マラソン前日までの食事
大会前の食事の鍵は糖質
マラソン前日までの食事では、糖の摂取が重要です。マラソンレースにおいて、主なエネルギー源は筋肉内に蓄えられたグリコーゲンという糖質です。脂肪からのエネルギーも利用しますが、糖質がないと脂肪は燃えません。日本人は一般的に糖を1500〜2000カロリー程蓄えています。ところが、糖は1.6kmで100カロリーを消費します。つまり、30km付近で糖が枯渇するという訳です。糖を十分に蓄えるために、カーボローディングを行うとと効果的です。
マラソン前日までの食事
● 1週間前〜4日
大会当日に向けてグリコーゲンを満タンにすることは重要です。しかし、大会前夜に大量に食べすぎてはいけません。1週間前から徐々に炭水化物を増やしましょう。1週間~4日前は、糖質は必要カロリーの50~60%を占める割合で摂取しましょう。 また、たんぱく質は10~15%、脂質は25~30%のバランスを目安にしましょう。
● 3日前〜当日
3日前~当日では食事全体の糖質を70~80%の比率で高糖質食を摂りましょう。炭水化物は、体重や胃腸トラブルへの影響が少ない低GIがおすすめです。通常のカーボローディングは、血糖値に影響を与え内臓に負担がかかることが懸念されています。GI値が低い炭水化物は、そば・全粒粉パン・玄米・パスタなどです。そのほか、鶏肉、魚、豆類、ヨーグルト、卵などの良質なタンパク質を摂取しましょう。また、ビタミンやミネラルが豊富な野菜や果物も摂取しましょう。
マラソン前日の食事で避けたいもの
● 脂肪が多いもの
高脂肪の食品は消化に時間がかかります。
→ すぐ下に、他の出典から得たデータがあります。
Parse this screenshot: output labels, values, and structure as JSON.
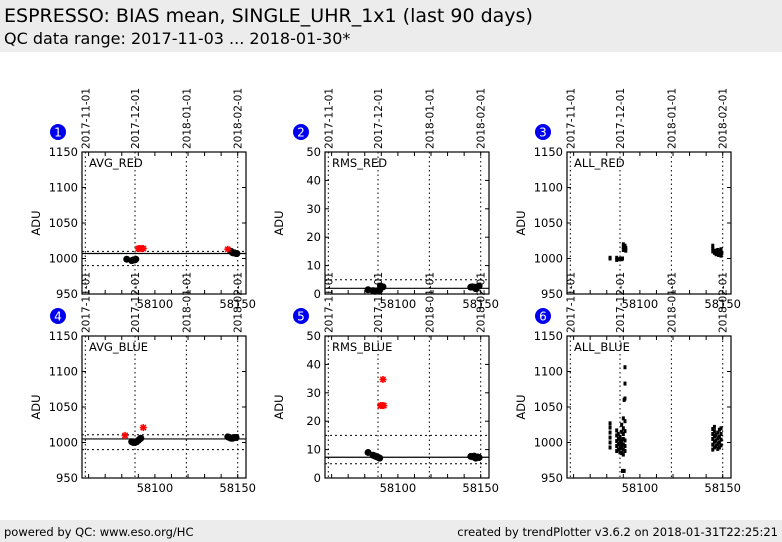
{
  "header": {
    "title": "ESPRESSO: BIAS mean, SINGLE_UHR_1x1 (last 90 days)",
    "subtitle": "QC data range: 2017-11-03 ... 2018-01-30*"
  },
  "footer": {
    "left": "powered by QC: www.eso.org/HC",
    "right": "created by trendPlotter v3.6.2 on 2018-01-31T22:25:21"
  },
  "colors": {
    "badge": "#0000ee",
    "outlier": "#ff0000",
    "point": "#000000"
  },
  "chart_data": [
    {
      "type": "scatter",
      "panel": "1",
      "title": "AVG_RED",
      "ylabel": "ADU",
      "xlim": [
        58056,
        58155
      ],
      "ylim": [
        950,
        1150
      ],
      "yticks": [
        950,
        1000,
        1050,
        1100,
        1150
      ],
      "xticks": [
        58100,
        58150
      ],
      "date_ticks": [
        {
          "mjd": 58058,
          "label": "2017-11-01"
        },
        {
          "mjd": 58088,
          "label": "2017-12-01"
        },
        {
          "mjd": 58119,
          "label": "2018-01-01"
        },
        {
          "mjd": 58150,
          "label": "2018-02-01"
        }
      ],
      "ref_line": 1007,
      "limit_lines": [
        990,
        1010
      ],
      "points": [
        [
          58083,
          999
        ],
        [
          58086,
          997
        ],
        [
          58087,
          998
        ],
        [
          58088,
          998
        ],
        [
          58088.5,
          999
        ],
        [
          58146,
          1010
        ],
        [
          58147,
          1008
        ],
        [
          58148,
          1008
        ],
        [
          58149,
          1007
        ],
        [
          58149.5,
          1007
        ]
      ],
      "outliers": [
        [
          58090,
          1014
        ],
        [
          58091,
          1014
        ],
        [
          58092,
          1014
        ],
        [
          58093,
          1014
        ],
        [
          58144,
          1013
        ]
      ]
    },
    {
      "type": "scatter",
      "panel": "2",
      "title": "RMS_RED",
      "ylabel": "ADU",
      "xlim": [
        58056,
        58155
      ],
      "ylim": [
        0,
        50
      ],
      "yticks": [
        0,
        10,
        20,
        30,
        40,
        50
      ],
      "xticks": [
        58100,
        58150
      ],
      "date_ticks": [
        {
          "mjd": 58058,
          "label": "2017-11-01"
        },
        {
          "mjd": 58088,
          "label": "2017-12-01"
        },
        {
          "mjd": 58119,
          "label": "2018-01-01"
        },
        {
          "mjd": 58150,
          "label": "2018-02-01"
        }
      ],
      "ref_line": 2,
      "limit_lines": [
        5
      ],
      "points": [
        [
          58082,
          1.5
        ],
        [
          58085,
          1.2
        ],
        [
          58086,
          1.0
        ],
        [
          58087,
          1.1
        ],
        [
          58088,
          1.0
        ],
        [
          58089,
          1.3
        ],
        [
          58089.5,
          2.8
        ],
        [
          58090,
          2.6
        ],
        [
          58091,
          2.5
        ],
        [
          58144,
          2.4
        ],
        [
          58145,
          2.5
        ],
        [
          58146,
          2.4
        ],
        [
          58147,
          1.9
        ],
        [
          58148,
          2.5
        ],
        [
          58149,
          2.8
        ]
      ],
      "outliers": []
    },
    {
      "type": "scatter",
      "panel": "3",
      "title": "ALL_RED",
      "ylabel": "ADU",
      "xlim": [
        58056,
        58155
      ],
      "ylim": [
        950,
        1150
      ],
      "yticks": [
        950,
        1000,
        1050,
        1100,
        1150
      ],
      "xticks": [
        58100,
        58150
      ],
      "date_ticks": [
        {
          "mjd": 58058,
          "label": "2017-11-01"
        },
        {
          "mjd": 58088,
          "label": "2017-12-01"
        },
        {
          "mjd": 58119,
          "label": "2018-01-01"
        },
        {
          "mjd": 58150,
          "label": "2018-02-01"
        }
      ],
      "ref_line": null,
      "limit_lines": [],
      "points": [
        [
          58082,
          1000
        ],
        [
          58082,
          1001
        ],
        [
          58086,
          998
        ],
        [
          58086,
          1001
        ],
        [
          58087,
          999
        ],
        [
          58088.5,
          1000
        ],
        [
          58089,
          999
        ],
        [
          58089.5,
          1000
        ],
        [
          58090,
          1012
        ],
        [
          58090,
          1016
        ],
        [
          58090,
          1020
        ],
        [
          58091,
          1013
        ],
        [
          58091,
          1018
        ],
        [
          58091.5,
          1011
        ],
        [
          58091.5,
          1015
        ],
        [
          58144,
          1010
        ],
        [
          58144,
          1014
        ],
        [
          58144,
          1018
        ],
        [
          58145,
          1008
        ],
        [
          58145.5,
          1011
        ],
        [
          58146,
          1006
        ],
        [
          58146.5,
          1009
        ],
        [
          58147,
          1012
        ],
        [
          58147.5,
          1005
        ],
        [
          58148,
          1008
        ],
        [
          58148.5,
          1011
        ],
        [
          58149,
          1004
        ],
        [
          58149,
          1013
        ],
        [
          58149.5,
          1008
        ]
      ],
      "outliers": []
    },
    {
      "type": "scatter",
      "panel": "4",
      "title": "AVG_BLUE",
      "ylabel": "ADU",
      "xlim": [
        58056,
        58155
      ],
      "ylim": [
        950,
        1150
      ],
      "yticks": [
        950,
        1000,
        1050,
        1100,
        1150
      ],
      "xticks": [
        58100,
        58150
      ],
      "date_ticks": [
        {
          "mjd": 58058,
          "label": "2017-11-01"
        },
        {
          "mjd": 58088,
          "label": "2017-12-01"
        },
        {
          "mjd": 58119,
          "label": "2018-01-01"
        },
        {
          "mjd": 58150,
          "label": "2018-02-01"
        }
      ],
      "ref_line": 1005,
      "limit_lines": [
        990,
        1011
      ],
      "points": [
        [
          58086,
          1001
        ],
        [
          58087,
          1000
        ],
        [
          58088,
          1000
        ],
        [
          58089,
          1001
        ],
        [
          58090,
          1003
        ],
        [
          58091,
          1005
        ],
        [
          58091.5,
          1006
        ],
        [
          58144,
          1008
        ],
        [
          58145,
          1007
        ],
        [
          58146,
          1006
        ],
        [
          58147,
          1006
        ],
        [
          58148,
          1007
        ],
        [
          58149,
          1007
        ]
      ],
      "outliers": [
        [
          58082,
          1010
        ],
        [
          58093,
          1021
        ]
      ]
    },
    {
      "type": "scatter",
      "panel": "5",
      "title": "RMS_BLUE",
      "ylabel": "ADU",
      "xlim": [
        58056,
        58155
      ],
      "ylim": [
        0,
        50
      ],
      "yticks": [
        0,
        10,
        20,
        30,
        40,
        50
      ],
      "xticks": [
        58100,
        58150
      ],
      "date_ticks": [
        {
          "mjd": 58058,
          "label": "2017-11-01"
        },
        {
          "mjd": 58088,
          "label": "2017-12-01"
        },
        {
          "mjd": 58119,
          "label": "2018-01-01"
        },
        {
          "mjd": 58150,
          "label": "2018-02-01"
        }
      ],
      "ref_line": 7.3,
      "limit_lines": [
        5,
        15
      ],
      "points": [
        [
          58082,
          9
        ],
        [
          58085,
          8
        ],
        [
          58086,
          7.8
        ],
        [
          58087,
          7.5
        ],
        [
          58088,
          7.3
        ],
        [
          58089,
          7.0
        ],
        [
          58144,
          7.6
        ],
        [
          58145,
          7.5
        ],
        [
          58146,
          7.7
        ],
        [
          58147,
          7.0
        ],
        [
          58148,
          7.4
        ],
        [
          58149,
          7.2
        ]
      ],
      "outliers": [
        [
          58089.5,
          25.5
        ],
        [
          58090.5,
          25.5
        ],
        [
          58091.5,
          25.5
        ],
        [
          58091,
          34.7
        ]
      ]
    },
    {
      "type": "scatter",
      "panel": "6",
      "title": "ALL_BLUE",
      "ylabel": "ADU",
      "xlim": [
        58056,
        58155
      ],
      "ylim": [
        950,
        1150
      ],
      "yticks": [
        950,
        1000,
        1050,
        1100,
        1150
      ],
      "xticks": [
        58100,
        58150
      ],
      "date_ticks": [
        {
          "mjd": 58058,
          "label": "2017-11-01"
        },
        {
          "mjd": 58088,
          "label": "2017-12-01"
        },
        {
          "mjd": 58119,
          "label": "2018-01-01"
        },
        {
          "mjd": 58150,
          "label": "2018-02-01"
        }
      ],
      "ref_line": null,
      "limit_lines": [],
      "points": [
        [
          58082,
          993
        ],
        [
          58082,
          1000
        ],
        [
          58082,
          1007
        ],
        [
          58082,
          1014
        ],
        [
          58082,
          1021
        ],
        [
          58082,
          1027
        ],
        [
          58086,
          988
        ],
        [
          58086,
          995
        ],
        [
          58086,
          1002
        ],
        [
          58086,
          1010
        ],
        [
          58086,
          1017
        ],
        [
          58087,
          990
        ],
        [
          58087,
          998
        ],
        [
          58087,
          1005
        ],
        [
          58087,
          1012
        ],
        [
          58088,
          986
        ],
        [
          58088,
          994
        ],
        [
          58088,
          1001
        ],
        [
          58088,
          1008
        ],
        [
          58088.5,
          996
        ],
        [
          58088.5,
          1004
        ],
        [
          58089,
          985
        ],
        [
          58089,
          992
        ],
        [
          58089,
          1000
        ],
        [
          58089,
          1015
        ],
        [
          58089,
          1025
        ],
        [
          58089.5,
          960
        ],
        [
          58090,
          983
        ],
        [
          58090,
          990
        ],
        [
          58090,
          997
        ],
        [
          58090,
          1005
        ],
        [
          58090,
          1012
        ],
        [
          58090,
          1020
        ],
        [
          58090,
          1034
        ],
        [
          58090.5,
          960
        ],
        [
          58090.5,
          1060
        ],
        [
          58091,
          988
        ],
        [
          58091,
          995
        ],
        [
          58091,
          1003
        ],
        [
          58091,
          1016
        ],
        [
          58091,
          1030
        ],
        [
          58091,
          1062
        ],
        [
          58091,
          1083
        ],
        [
          58091,
          1106
        ],
        [
          58144,
          990
        ],
        [
          58144,
          997
        ],
        [
          58144,
          1005
        ],
        [
          58144,
          1012
        ],
        [
          58144,
          1019
        ],
        [
          58145,
          993
        ],
        [
          58145,
          1001
        ],
        [
          58145,
          1009
        ],
        [
          58145,
          1016
        ],
        [
          58145,
          1022
        ],
        [
          58146,
          995
        ],
        [
          58146,
          1003
        ],
        [
          58146,
          1011
        ],
        [
          58147,
          991
        ],
        [
          58147,
          998
        ],
        [
          58147,
          1006
        ],
        [
          58147,
          1014
        ],
        [
          58148,
          993
        ],
        [
          58148,
          1000
        ],
        [
          58148,
          1008
        ],
        [
          58148,
          1018
        ],
        [
          58149,
          996
        ],
        [
          58149,
          1004
        ],
        [
          58149,
          1012
        ],
        [
          58149,
          1020
        ]
      ],
      "outliers": []
    }
  ]
}
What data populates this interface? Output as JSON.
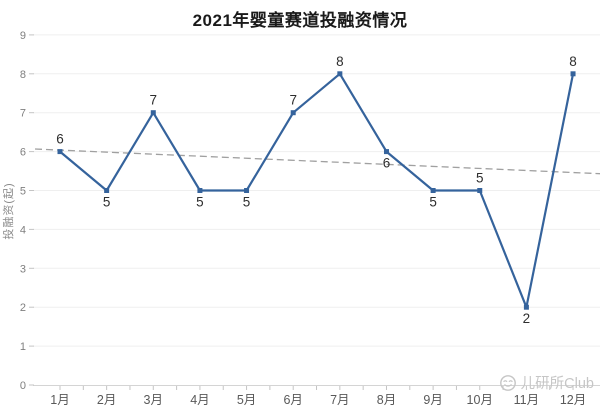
{
  "header": {
    "title": "2021年婴童赛道投融资情况"
  },
  "chart_data": {
    "type": "line",
    "title": "2021年婴童赛道投融资情况",
    "categories": [
      "1月",
      "2月",
      "3月",
      "4月",
      "5月",
      "6月",
      "7月",
      "8月",
      "9月",
      "10月",
      "11月",
      "12月"
    ],
    "series": [
      {
        "name": "投融资",
        "values": [
          6,
          5,
          7,
          5,
          5,
          7,
          8,
          6,
          5,
          5,
          2,
          8
        ]
      }
    ],
    "data_label_positions": [
      "above",
      "below",
      "above",
      "below",
      "below",
      "above",
      "above",
      "below",
      "below",
      "above",
      "below",
      "above"
    ],
    "xlabel": "",
    "ylabel": "投融资(起)",
    "ylim": [
      0,
      9
    ],
    "yticks": [
      0,
      1,
      2,
      3,
      4,
      5,
      6,
      7,
      8,
      9
    ],
    "grid": true,
    "legend": false,
    "trendline": {
      "style": "dashed",
      "intercept": 6.091,
      "slope": -0.0524
    },
    "colors": {
      "line": "#35639c",
      "marker": "#35639c",
      "trend": "#a0a0a0",
      "grid": "#efefef",
      "axis": "#d4d4d4",
      "tick": "#c4c4c4",
      "tick_label": "#7f7f7f",
      "x_label": "#595959",
      "data_label": "#2e2e2e",
      "title": "#1a1a1a"
    }
  },
  "watermark": {
    "text": "儿研所Club",
    "icon": "winking-smiley-icon",
    "color": "#c6c6c6"
  }
}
ですので、胃の不快感や消化の遅延を引き起こす可能性があります。脂身の多い肉類や、フライドポテト、唐揚げなどの揚げ物、チーズや生クリームをたっぷり使用したカルボナーラなどは避けましょう。デザートのケーキやアイスなどにも注意です。
● 生もの
刺身や生卵などの生ものには、食あたりや食中毒が懸念されます。食あたりや食中毒にかかると、胃腸の不調や下痢、嘔吐などの症状が現れる可能性があり、体調やパフォーマンスに悪影響を与えることが考えられます。マラソン前には十分な加熱処理が行われた食材を選びましょう。
● 食物繊維が多いもの
食物繊維には、水溶性食物繊維と不溶性食物繊維があります。水溶性食物繊維は、便を軟らかくすることでスムーズな排便を促します。そして、不溶性食物繊維は、胃や腸で水分を吸収して大きくふくらみ、腸の蠕動運動を活発にし、便通を促します。いずれの食物繊維も、過剰な摂取は控えるようにしましょう。食物繊維が多い食品は、芋類、こんにゃく、ごぼう、豆類などです。
● 過剰なアルコール
アルコール摂取によってコルチゾールが分泌されます。コルチゾールは、免疫系・中枢神経系・代謝系など、身体のさまざまな機能に影響を及ぼします。研究より、筋肉の分解を促進さる作用もあることが分かっています。また、アルコールは脱水症状を引き起こす可能性があります。マラソン前日には適量の水分を摂り、アルコールの摂取は控えるようにしましょう。
食事の時間
マラソン前日の夕食は、早めの時間帯に摂るようにしましょう。摂取した食物を胃腸が分解するのに3時間はかかると言われています。これより遅いタイミングだと、胃腸の中に食物が残った状態で眠ることになり、睡眠の質が低下する恐れがあります。早めに食事を摂ることで、食事を消化しリラックスするための時間を体に与えることで、質の良い睡眠をとることができます。